Both i-FACTOR bone graft and autograft demonstrated a high fusion rate (88.97% and 85.82%, respectively, non-inferiority p=0.0004), significant improvements in NDI (28.75 and 27.40, respectively, non-inferiority p<0.0001) and high Neurological Success rate (93.71% and 93.01%, respectively, non-inferiority p<0.0001). There was no difference in the rate of adverse events (83.64% and 82.47%, respectively, p=0.8814).

In addition, a responder analysis for overall success in all four primary outcomes demonstrated 69 percent success for i‐FACTOR bone graft versus 57 percent for autograft. This was statistically significant for superiority (p = 0.0382).
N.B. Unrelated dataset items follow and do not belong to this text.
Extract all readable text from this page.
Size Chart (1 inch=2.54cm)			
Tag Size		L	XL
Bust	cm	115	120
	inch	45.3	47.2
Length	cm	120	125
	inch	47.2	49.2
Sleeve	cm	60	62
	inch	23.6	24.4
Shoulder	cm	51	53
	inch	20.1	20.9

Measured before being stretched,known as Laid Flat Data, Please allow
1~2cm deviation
“Until now alternatives to autograft bone for use in ACDF procedures had not been evaluated in rigorous randomized, controlled studies,” said co-investigator and lead author of the Spine paper Paul M. Arnold, MD, professor of neurosurgery at University of Kansas Medical Center. “This study demonstrates that treatment with i-FACTOR bone graft resulted in similar and on some metrics superior outcomes compared to local autograft bone.”

i‐FACTOR bone graft is based on synthetic small peptide (P-15) technology and supports bone growth through cell attachment and activation. In November 2015 Cerapedics received FDA approval for the use of i-FACTOR bone graft in ACDF procedures in patients with degenerative cervical disc disease.